While Australia doesn’t have any native varieties like the famed ‘old world’ countries of Europe, we do now have a couple of
hundred years growing grapes for wine production.

That history is certainly something we can begin looking back on and using for inspiration moving forward.

Take Grenache, one of the first varieties planted in Australia and one of the most widely planted varieties in the world.

After arriving in New South Wales among the collection of varieties sent from Europe by James Busby, it found its way to South Australia where the warmer climate similar to that of the Mediterranean and thrived.

The high-yielding variety with ample sugar levels was a perfect candidate for production of fortified wines that made up the bulk of wine consumption in Australia through the first half of the 20th century.

As consumption began the shift to premium table wines from the 1960s onward, hardy, work horse varieties like Grenache were demoted to filling out bulk wine or even being ripped up. Over this period Grenache harvest
volumes declined by over 80 per cent through to the 2000s.

It hasn’t helped that as Shiraz became the face of Australian wine, varieties like Grenache were dolled up and produced as if they were Shiraz with later picking and lavish amounts of new oak producing hot, jammy, porty wines of little interest.

Grenache shouldn’t look like this, it has the potential to be aromatic, elegant, red fruited and slightly spicy, often affectionately referred to as the Pinot Noir of warmer climates.

We have the benefit of some of the oldest Grenache plantings in the world, most notably across McLaren Vale and the Barossa Valley where it is capable of expressing the variation between sites. The fine, delicate and pretty styles from sandier soils through to the denser fruit-driven examples from some clay-based soils.

The variation in expressions was arguably lost under all that oak and poorly suited winemaking styles, but as more growers and winemakers look towards producing single site wines and working out how to express the characters of the site clearly, we are now seeing the diversity and quality it is capable of.

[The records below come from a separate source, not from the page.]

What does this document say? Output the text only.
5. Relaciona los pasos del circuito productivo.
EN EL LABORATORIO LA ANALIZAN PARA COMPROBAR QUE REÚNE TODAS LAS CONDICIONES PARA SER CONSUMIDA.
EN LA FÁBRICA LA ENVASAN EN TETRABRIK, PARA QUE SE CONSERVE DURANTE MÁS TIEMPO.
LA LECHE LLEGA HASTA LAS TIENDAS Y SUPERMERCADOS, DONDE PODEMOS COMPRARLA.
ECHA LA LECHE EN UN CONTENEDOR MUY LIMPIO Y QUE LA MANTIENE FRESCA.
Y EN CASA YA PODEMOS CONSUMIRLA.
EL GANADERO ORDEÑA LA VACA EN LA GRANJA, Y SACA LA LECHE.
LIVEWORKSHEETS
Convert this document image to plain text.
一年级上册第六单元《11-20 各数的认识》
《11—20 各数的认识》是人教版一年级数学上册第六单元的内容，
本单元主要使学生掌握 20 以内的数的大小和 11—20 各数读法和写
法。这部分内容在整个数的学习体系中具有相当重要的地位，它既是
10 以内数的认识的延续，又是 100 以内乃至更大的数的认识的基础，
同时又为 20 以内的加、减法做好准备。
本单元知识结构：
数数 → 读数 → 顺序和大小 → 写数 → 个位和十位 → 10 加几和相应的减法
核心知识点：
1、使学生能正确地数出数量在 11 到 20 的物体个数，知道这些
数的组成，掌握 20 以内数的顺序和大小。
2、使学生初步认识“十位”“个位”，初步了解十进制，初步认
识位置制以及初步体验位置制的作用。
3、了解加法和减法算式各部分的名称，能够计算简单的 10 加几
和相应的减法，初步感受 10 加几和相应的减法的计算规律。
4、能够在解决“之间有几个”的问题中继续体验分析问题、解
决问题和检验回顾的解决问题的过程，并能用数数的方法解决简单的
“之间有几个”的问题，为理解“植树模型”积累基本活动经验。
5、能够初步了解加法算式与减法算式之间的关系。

From the use in classic Rhone-style blends where it can provide perfume, spice and red fruits to complement the structure, bold nature of Shiraz and earthy/savoury character of Mourvedre/Mataro.

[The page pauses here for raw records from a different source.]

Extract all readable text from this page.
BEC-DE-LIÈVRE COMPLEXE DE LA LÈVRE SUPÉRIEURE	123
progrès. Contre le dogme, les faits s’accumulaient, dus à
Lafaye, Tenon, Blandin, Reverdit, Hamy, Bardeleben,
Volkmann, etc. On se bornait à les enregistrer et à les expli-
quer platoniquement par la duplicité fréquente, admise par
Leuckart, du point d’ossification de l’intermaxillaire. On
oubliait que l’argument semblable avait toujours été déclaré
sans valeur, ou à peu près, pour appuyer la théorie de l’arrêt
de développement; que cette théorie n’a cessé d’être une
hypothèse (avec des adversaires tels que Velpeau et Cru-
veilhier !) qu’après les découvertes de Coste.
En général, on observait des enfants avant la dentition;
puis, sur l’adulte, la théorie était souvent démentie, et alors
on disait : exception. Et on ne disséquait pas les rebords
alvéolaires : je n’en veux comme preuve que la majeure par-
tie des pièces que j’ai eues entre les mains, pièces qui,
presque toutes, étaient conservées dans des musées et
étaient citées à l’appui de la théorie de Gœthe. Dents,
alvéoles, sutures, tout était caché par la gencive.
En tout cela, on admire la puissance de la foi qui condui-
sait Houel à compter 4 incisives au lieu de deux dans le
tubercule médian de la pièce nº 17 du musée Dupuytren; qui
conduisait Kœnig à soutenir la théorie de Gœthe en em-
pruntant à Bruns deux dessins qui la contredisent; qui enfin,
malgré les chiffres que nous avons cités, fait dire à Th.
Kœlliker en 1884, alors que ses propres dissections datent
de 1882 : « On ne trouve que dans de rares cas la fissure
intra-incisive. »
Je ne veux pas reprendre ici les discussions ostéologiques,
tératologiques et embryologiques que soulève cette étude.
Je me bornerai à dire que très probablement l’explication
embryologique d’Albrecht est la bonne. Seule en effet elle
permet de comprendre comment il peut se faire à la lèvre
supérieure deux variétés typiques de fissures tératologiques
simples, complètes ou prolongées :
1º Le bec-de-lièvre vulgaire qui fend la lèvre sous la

Take the Turkey Flat Butchers Block blend ($19) from the Barossa Valley; a producer that has some of the oldest vine material in the region still producing wines of bigger body and rich flavours but dialling back the oak and ripeness to suit changing palates.

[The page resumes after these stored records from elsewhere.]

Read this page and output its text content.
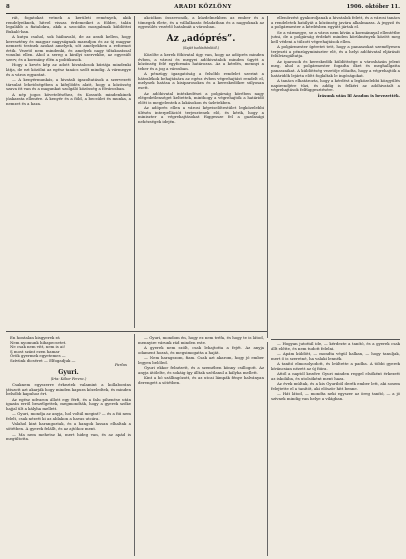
8	ARADI KÖZLÖNY	1906. október 11.

rát, fogatokat vetnek a kerületi remények, akik rendelyeiknek, hitvel vissza érdemeiket a földre, talán legalább a fiatalokra, akik a szociális mozgalmak küldöttei Bukaló-ban.

A kutya csahol, sok hiábavaló, de az aradi kellen, hogy keresztény és magyar nagyságnak maradjon és az új magyar nemzeti testnek azokat amelyek, sőt amelyekben a reformot értik. Vezető nem mindenki, és amelyek nagy tiltakozással vonulni ellen. Ahol a sereg a királyi szervekbe, az egyesült szerv, és a kormány élén a politikusok.

Hogy a kevés kép az adott hivatalosok kúriája mindenki látja, de ezt közölni az egész tanács szólt mindig. A vármegye és a város egyaránt.

— A kenyérmunkás, a hivatali igazoltatások a szervezett társulat lehetőségében a kifejlődés alatt, hogy a közösség szava itt van és a magunkat szolgáló közösség a fővárosban.

A nép jogos követeléséhez, és Kossuth mindenkinek jóakarata ellenére. A kenyér és a föld, a becsület és munka, a nemzet és a haza.

akciókon összevonók, a küzdelmekben az ember és a tömegek élete, és a vállalkozás feladatban és a nagyoknak az egyesülés vezérlő hatalmát a városban.

Az „adóprés”.
(Saját tudósítónktól.)

Közölte a kerek főhivatal úgy van, hogy az adóprés minden évben, a városi és megyei adóhivatalok minden ügyét a közönség felé egyformán határozza. Az a kérdés, mennyi a teher és a jog a városban.

A pénzügy igazgatóság a felsőbb rendelet szerint a hátralékok behajtására az egész évben végrehajtást rendelt el, melynek hatása a kisiparosokra és a kereskedőkre súlyosan esett.

Az adóhivatal intézkedései a polgárság körében nagy elégedetlenséget keltettek, minthogy a végrehajtók a határidő előtt is megjelentek a lakásokon és üzletekben.

Az adóprés ellen a városi képviselőtestület legközelebbi ülésén interpellációt terjesztenek elő, és kérik, hogy a miniszter a végrehajtásokat függessze fel a gazdasági nehézségek idején.

ellenőrzést gyakoroljanak a hivatalok felett, és a városi tanács a rendeletek hatályát a közönség javára alkalmazza. A jegyző és a polgármester a kérdésben együtt jártak el.

Se a vármegye, se a város nem kíván a kormánnyal ellentétbe jutni, de a polgárság érdekét minden körülmények között meg kell védeni a túlzott végrehajtások ellen.

A polgármester ígéretet tett, hogy a panaszokat személyesen terjeszti a pénzügyminiszter elé, és a helyi adóhivatal eljárását felülvizsgáltatja.

Az iparosok és kereskedők küldöttsége a városházán jelent meg, ahol a polgármester fogadta őket és meghallgatta panaszaikat. A küldöttség vezetője előadta, hogy a végrehajtók a határidők lejárta előtt foglaltak le ingóságokat.

A tanács elhatározta, hogy a kérdést a legközelebbi közgyűlés napirendjére tűzi, és addig is felkéri az adóhivatalt a végrehajtások felfüggesztésére.

Írásunk után lil Aradon is bevezették.

Én hontalan kisgyerek rá
Nem nyomunk hibapecsetet.
Ne csak nem vitt, nem is ai!
S most szánt ezen hamar
Őrök gyermek egyetemes —
Szívünk dicséret — Elfogadjuk —
Parlas
Gyuri.
(Irta: Kóbor Ferenc.)

Csaknem egyszerre érkeztek valamint a kollaboráns játszott azt akarják hogy minden kapura közeledtek, és minden belsőbb kapuhoz ért.

Az egész udvaron állott egy férfi, és a falu pihenése után igazán erről beszélgettek, megmondták, hogy a gyerek szőke hajjal ült a kályha mellett.

— Gyuri, mondja az anyja, hol voltál megint? — és a fiú nem felelt, csak nézett ki az ablakon a havas utcára.

Valahol kint harangoztak, és a hangok lassan elhaltak a sötétben. A gyerek felállt, és az ajtóhoz ment.

— Ma nem mehetsz ki, mert hideg van, és az apád is megtiltotta.

— Gyuri, mondom én, hogy ez nem tréfa, és hogy te is látod, mennyire várunk rád minden este.

A gyerek nem szólt, csak lehajtotta a fejét. Az anyja odament hozzá, és megsimogatta a haját.

— Nem haragszom, fiam. Csak azt akarom, hogy jó ember legyen belőled.

Gyuri ekkor felnézett, és a szemében könny csillogott. Az anyja átölelte, és sokáig így álltak szótlanul a kályha mellett.

Kint a hó szállingózott, és az utcai lámpák fénye halványan derengett a sötétben.

— Hogyan jutottál ide, — kérdezte a tanító, és a gyerek csak állt előtte, és nem tudott felelni.

— Apám küldött, — mondta végül halkan, — hogy tanuljak, mert ő is szeretné, ha valaki lennék.

A tanító elmosolyodott, és leültette a padba. A többi gyerek kíváncsian nézett az új fiúra.

Attól a naptól kezdve Gyuri minden reggel elsőként érkezett az iskolába, és utolsóként ment haza.

Az évek múltak, és a kis Gyuriból derék ember lett, aki sosem felejtette el a tanítót, aki először hitt benne.

— Hát látod, — mondta neki egyszer az öreg tanító, — a jó szívnek mindig van helye a világban.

To the modern approach of handling it a little more like you would Pinot Noir; the Reed Grenache ($35) typifies this style – pretty, delicate and aromatic without lacking structure, which is fine from the sandier soils, or depth which is ample
from the old vine sources. Of course, the current runaway trend of Rose from Provence can’t be forgotten, where it is widely planted and retains ample acidity in the warm climate along with its naturally lighter colour and lower tannin create the crisp, pale red-fruited examples that are dominating wine fridges. Chateau de Brigue ($22) make a classic Provencial Rose dominated by Grenache and supported by Cinsault and Syrah: pretty, bright red fruits, salmon colour and crisp refreshing structure.